Activists describe mosques as the most effective way to reach Muslims because immigrant societies remain heavily patriarchal and because American mosques serve as community centers. The latter also means that immigrant imams ill-equipped to deal with social problems are prone to give battered women advice like "Read the Koran more," or will try couples counseling, which can bring disastrous consequences at home.
One outspoken cleric is Imam Muhammad Magid, who runs a collective of seven mosques in suburban Virginia and is vice president of the Islamic Society of North America, the main Muslim umbrella organization in the country. Anyone getting married at one of his mosques must undergo marriage counseling during which domestic abuse is discussed.

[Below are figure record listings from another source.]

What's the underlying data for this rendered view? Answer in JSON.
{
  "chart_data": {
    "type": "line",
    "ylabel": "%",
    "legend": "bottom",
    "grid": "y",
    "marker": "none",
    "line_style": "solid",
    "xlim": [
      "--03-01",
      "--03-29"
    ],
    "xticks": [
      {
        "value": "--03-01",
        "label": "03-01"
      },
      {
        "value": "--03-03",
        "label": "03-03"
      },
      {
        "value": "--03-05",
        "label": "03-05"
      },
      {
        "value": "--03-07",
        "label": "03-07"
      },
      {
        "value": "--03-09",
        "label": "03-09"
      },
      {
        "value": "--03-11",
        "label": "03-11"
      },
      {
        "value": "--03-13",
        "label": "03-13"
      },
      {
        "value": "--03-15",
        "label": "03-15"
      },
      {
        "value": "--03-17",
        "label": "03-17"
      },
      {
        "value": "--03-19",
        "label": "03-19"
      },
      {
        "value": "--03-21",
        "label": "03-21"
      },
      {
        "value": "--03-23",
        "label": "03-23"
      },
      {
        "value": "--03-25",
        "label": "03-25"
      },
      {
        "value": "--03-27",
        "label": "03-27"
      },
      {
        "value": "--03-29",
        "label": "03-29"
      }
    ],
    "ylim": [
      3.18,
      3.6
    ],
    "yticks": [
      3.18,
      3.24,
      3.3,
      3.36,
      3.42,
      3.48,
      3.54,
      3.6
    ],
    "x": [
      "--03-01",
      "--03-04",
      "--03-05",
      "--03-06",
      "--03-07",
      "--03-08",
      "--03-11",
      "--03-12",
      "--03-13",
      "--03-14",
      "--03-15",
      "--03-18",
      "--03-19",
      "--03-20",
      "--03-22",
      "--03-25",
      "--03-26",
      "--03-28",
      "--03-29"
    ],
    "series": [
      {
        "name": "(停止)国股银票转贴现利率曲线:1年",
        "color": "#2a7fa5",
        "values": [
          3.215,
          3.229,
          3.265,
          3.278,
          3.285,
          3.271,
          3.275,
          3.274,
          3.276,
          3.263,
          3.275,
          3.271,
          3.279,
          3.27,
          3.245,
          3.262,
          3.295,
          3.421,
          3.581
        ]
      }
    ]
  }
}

But activists expect real change will only come with the next generation of Muslim women here, raised in an American context that condemns such violence.
In most Muslim countries, the law is rooted in a combination of the Koran and tradition, so immigrants are more reticent.
"It is much more difficult there to say I want a divorce, I want custody or my husband is forcing me to have sex without my permission," said Samira Ansari, a family lawyer in San Jose, California. "Because they don't get that legal support back home, it takes them a while to understand what exists here."
Magid said older immigrants in particular refused to hold men accountable and expected imams to advise the wife to return to her husband.
"So many people emphasize trying to keep the family together regardless of the pain or consequences," he said. "We tell them that the foundation of the family is peace and tranquillity and if that doesn't exist, then the family doesn't exist as a unit."
To counter opposition rooted in religious texts, Magid and others use the example of Prophet Muhammad. There is no record of him striking one of his wives; rather, he would withdraw when angered.
The raging debate comes with Chapter 4, Verse 34, in the Koran, long interpreted as giving husbands the right to strike their wives as the final step in an escalating series of punishments for being rebellious.
Maha Alkhateeb, who helped edit a book on domestic violence called "Change From Within," is among the leading activists pushing a new interpretation of the verse that understands it as calling for women to be obedient to God.
But given that the Koran is considered the unassailable word of God, it is particularly difficult for young, often secular women to promote a new interpretation.
Although few men cite the Koran as justification for hitting their spouses, Alkhateeb said that in every seminar she organized about ending domestic violence, at least one man invariably asked on what authority the verse could be reinterpreted.